Originating in 1950s Denmark, Finland, Sweden, Norway, and Iceland, the Scandinavian design movement is characterized by simple, modern furnishings and accessories, often using form-pressed wood, steel, and plastic. Rooms tend to be minimalist, functional, and aesthetically pleasing.
Today, you’ll find contemporary and transitional interiors that use Scandinavian elements, as well as complete spaces that pay tribute to the movement. These four bedrooms celebrate the beauty of Scandinavian Design.
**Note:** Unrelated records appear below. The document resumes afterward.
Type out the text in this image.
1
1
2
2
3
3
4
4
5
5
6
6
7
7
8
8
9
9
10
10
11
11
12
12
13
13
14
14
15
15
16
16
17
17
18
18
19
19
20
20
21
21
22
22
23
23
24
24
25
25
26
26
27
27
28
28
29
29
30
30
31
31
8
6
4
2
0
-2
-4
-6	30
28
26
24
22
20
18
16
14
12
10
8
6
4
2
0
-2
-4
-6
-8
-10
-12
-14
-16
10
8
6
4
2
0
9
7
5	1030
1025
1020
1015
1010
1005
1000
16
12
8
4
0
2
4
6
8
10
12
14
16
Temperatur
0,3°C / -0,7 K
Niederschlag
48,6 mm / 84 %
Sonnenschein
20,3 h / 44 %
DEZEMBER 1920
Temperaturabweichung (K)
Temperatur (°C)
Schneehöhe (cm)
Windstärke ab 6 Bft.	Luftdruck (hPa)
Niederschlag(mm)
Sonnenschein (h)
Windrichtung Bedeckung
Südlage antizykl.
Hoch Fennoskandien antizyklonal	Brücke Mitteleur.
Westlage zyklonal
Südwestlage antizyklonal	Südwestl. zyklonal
A coastal bedroom in London uses more pattern than we typically see in a Scandinavian space. The blue and white scheme is a good fit for a beach house. This room is a fine example of balance, texture, and harmony.
The designer of this Amsterdam bedroom kept things white and minimal. The only visible pattern is the bed’s backdrop, and the hand-written art adds whimsy that this room needs.
A smart room divider splits the space and creates a seating group in this Scandinavian-style studio apartment. Organization is key in the small flat, and as you’ll notice, there’s not a hair out of place.
As minimalist as this well-planned Scandinavian guest room is, there’s still plenty to take in. From the area rug to the throw pillows and books, each item is carefully placed and seems like it’s part of the bigger picture.